With reference to the original question, I can't see how terms specific to computer language are relevant.
There are terms used to describe aspects of general language use which go back to Aristotle's 10 categories of being, as laid out within what's now known as his 'Organon'.
The question relates to the classification of the relationship between the terms 'Jeff Attwood', 'Jeff Attwood's hair' and 'the colour of Jeff Attwood's hair'.
In terms of Aristotle's categories, 'Jeff Attwood', 'Jeff Attwood's hair', and 'the colour of Jeff Attwood's hair' would all come under 'Substance'.
I would classify 'Jeff Attwood's hirsuteness' under 'Quality', as an attribute which relates to 'Jeff Attwood'.
Furthermore, I would put 'black' under 'Quality' as an attribute which relates to 'Jeff Attwood's hair'.

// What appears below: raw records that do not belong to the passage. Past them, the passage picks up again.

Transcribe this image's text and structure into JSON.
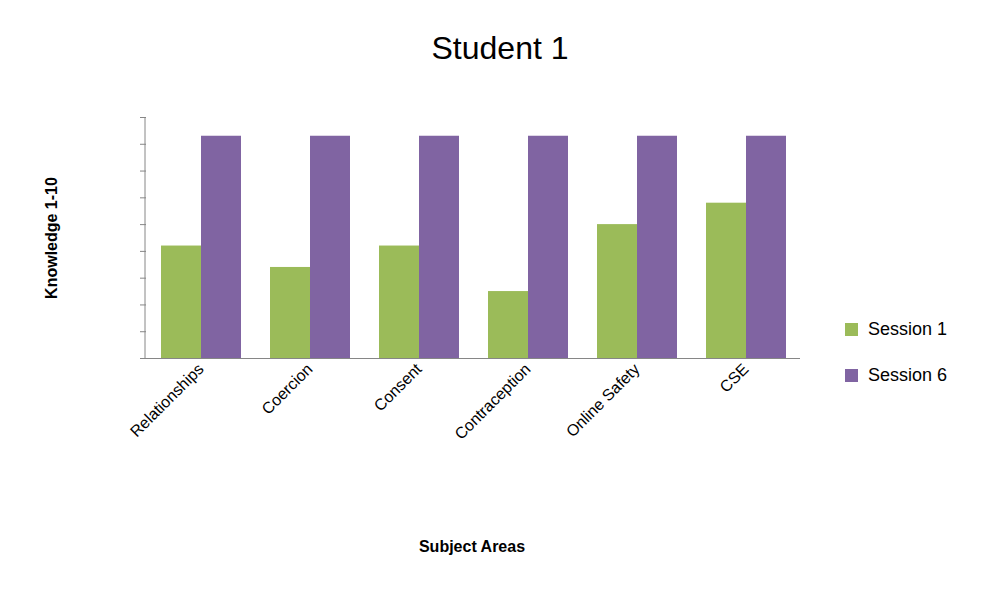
{
  "chart_data": {
    "type": "bar",
    "title": "Student 1",
    "x_label": "Subject Areas",
    "y_label": "Knowledge 1-10",
    "categories": [
      "Relationships",
      "Coercion",
      "Consent",
      "Contraception",
      "Online Safety",
      "CSE"
    ],
    "series": [
      {
        "name": "Session 1",
        "color": "#9bbb59",
        "values": [
          4.2,
          3.4,
          4.2,
          2.5,
          5.0,
          5.8
        ]
      },
      {
        "name": "Session 6",
        "color": "#8064a2",
        "values": [
          8.3,
          8.3,
          8.3,
          8.3,
          8.3,
          8.3
        ]
      }
    ],
    "ylim": [
      0,
      9
    ],
    "yticks": [
      0,
      1,
      2,
      3,
      4,
      5,
      6,
      7,
      8,
      9
    ],
    "grid": false,
    "legend": "right",
    "tick_labels": "x"
  }
}
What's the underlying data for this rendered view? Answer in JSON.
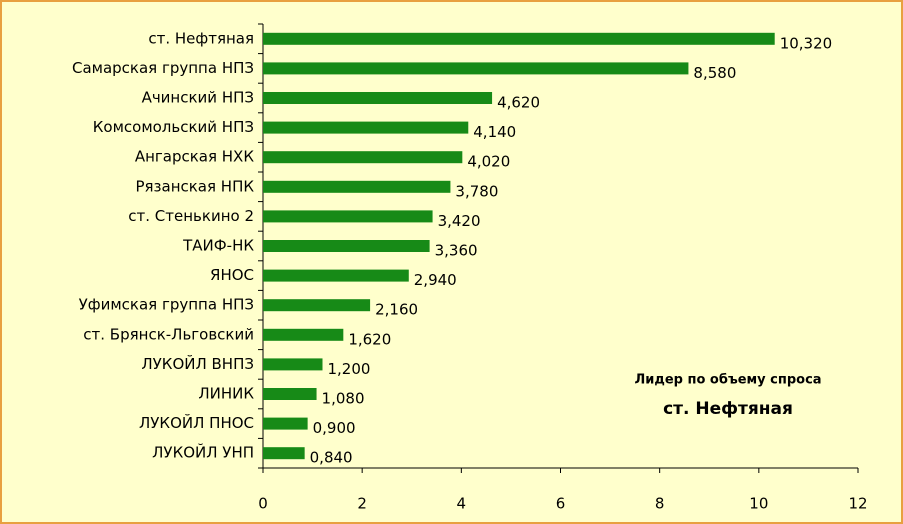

In the sentence 'Jeff Attwood has black hair', in terms of the Categories, 'hair' is treated (unclearly) as an attribute of 'Jeff Attwood' and 'black' is treated as described in the previous sentence, becoming an attribute of an attribute.

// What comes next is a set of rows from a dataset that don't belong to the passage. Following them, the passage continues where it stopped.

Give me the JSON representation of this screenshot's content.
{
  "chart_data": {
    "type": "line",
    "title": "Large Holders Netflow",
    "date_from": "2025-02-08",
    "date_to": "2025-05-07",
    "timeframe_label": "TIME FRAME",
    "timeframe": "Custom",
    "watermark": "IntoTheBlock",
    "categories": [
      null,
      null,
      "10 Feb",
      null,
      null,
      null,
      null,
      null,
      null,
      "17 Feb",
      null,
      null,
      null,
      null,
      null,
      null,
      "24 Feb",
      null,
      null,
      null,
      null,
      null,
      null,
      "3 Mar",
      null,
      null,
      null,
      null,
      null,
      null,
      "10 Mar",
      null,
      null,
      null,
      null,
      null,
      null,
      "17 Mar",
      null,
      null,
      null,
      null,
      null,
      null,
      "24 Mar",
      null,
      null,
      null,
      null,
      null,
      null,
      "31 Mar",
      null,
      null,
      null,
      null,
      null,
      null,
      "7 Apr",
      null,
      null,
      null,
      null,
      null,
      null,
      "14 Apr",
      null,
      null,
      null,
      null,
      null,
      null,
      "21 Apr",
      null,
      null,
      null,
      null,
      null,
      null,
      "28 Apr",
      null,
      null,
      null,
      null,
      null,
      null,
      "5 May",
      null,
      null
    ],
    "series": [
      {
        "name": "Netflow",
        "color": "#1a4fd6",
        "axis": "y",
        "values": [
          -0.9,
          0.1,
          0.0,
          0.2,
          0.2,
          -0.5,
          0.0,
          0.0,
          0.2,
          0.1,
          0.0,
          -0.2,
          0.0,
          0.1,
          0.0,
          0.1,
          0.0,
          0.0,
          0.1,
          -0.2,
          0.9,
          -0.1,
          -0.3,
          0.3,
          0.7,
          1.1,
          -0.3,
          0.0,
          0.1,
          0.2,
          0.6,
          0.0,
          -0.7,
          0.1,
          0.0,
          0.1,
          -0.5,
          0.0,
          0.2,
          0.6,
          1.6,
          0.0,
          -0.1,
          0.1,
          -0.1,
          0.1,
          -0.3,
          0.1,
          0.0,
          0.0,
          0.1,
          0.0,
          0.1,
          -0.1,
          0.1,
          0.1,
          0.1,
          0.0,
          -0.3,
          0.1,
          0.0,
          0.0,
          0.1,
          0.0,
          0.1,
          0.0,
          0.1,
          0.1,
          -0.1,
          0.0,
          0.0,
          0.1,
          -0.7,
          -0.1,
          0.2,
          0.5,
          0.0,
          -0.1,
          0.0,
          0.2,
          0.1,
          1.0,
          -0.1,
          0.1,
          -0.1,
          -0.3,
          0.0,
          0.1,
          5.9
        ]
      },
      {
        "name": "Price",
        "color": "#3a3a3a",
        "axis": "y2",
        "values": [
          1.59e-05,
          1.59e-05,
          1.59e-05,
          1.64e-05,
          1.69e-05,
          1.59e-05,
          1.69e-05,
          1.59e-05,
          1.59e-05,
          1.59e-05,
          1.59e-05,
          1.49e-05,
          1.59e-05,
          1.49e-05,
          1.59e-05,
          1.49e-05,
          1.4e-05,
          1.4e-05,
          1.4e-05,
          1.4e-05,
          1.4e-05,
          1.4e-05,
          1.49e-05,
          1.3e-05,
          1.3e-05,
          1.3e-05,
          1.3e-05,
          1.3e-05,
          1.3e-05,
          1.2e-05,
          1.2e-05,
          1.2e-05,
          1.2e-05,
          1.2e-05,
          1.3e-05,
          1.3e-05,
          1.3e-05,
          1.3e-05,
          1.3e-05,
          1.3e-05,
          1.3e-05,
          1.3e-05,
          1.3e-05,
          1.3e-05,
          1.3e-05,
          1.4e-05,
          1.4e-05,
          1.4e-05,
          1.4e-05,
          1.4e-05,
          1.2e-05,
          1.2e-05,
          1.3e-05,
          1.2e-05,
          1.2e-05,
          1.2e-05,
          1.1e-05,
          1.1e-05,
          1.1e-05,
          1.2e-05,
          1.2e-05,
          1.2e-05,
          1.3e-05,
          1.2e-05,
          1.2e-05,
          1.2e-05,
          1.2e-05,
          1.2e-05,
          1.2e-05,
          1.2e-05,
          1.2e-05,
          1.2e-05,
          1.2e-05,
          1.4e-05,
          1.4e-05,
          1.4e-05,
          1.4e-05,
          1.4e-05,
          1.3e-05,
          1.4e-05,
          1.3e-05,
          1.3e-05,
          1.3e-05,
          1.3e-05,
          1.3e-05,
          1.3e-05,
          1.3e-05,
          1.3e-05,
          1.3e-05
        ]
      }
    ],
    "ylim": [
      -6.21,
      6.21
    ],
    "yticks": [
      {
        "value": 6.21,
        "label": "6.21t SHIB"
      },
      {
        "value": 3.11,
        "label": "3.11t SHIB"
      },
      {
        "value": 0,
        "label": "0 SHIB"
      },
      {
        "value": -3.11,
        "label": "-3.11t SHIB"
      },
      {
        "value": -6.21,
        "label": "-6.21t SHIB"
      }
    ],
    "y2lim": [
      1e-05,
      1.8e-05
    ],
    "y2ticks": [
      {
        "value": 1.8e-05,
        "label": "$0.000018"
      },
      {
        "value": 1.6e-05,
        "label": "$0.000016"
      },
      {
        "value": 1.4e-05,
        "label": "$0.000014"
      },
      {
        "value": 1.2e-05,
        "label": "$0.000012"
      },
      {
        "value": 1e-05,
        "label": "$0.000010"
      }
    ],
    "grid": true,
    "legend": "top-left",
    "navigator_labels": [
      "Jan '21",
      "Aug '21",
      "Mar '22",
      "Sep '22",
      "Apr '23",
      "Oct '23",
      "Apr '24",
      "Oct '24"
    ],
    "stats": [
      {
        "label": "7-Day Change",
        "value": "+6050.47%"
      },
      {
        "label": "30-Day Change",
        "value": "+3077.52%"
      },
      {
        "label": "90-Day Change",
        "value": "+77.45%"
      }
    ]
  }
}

For a breakdown on the categories, see the Wikipedia link previously cited or my TEDx talk on the importance of linking words to meaning through them here.
I trust this makes things clearer for those unfamiliar with this terminology and shows its greater relevance than computer programming terminology in this context.
From the integrated traditional liberal arts tradition within which I work, there is a link between subject and predicate in a sentence and substance and attribute with reference to Aristotle's 10 categories of being.
The 9 attributes (excluding substance) encompass more than properties might - for instance, two of the categories relate to the substance's position with regards to space and time. Are these, strictly speaking, properties? 'Having' is one of the attributes/categories, and there is no confusion here, as there would be with 'property' used in two conflicting senses - association, or ownership.
It is a sad case of the decline in the teaching of English that this distinction has been forgotten. You can, of course, treat 'property' as synonymous with 'attribute'. The question is why. Since Aristotle's categories are embodied and express different modes of the way in which we think, I can't see how they can be separated from language.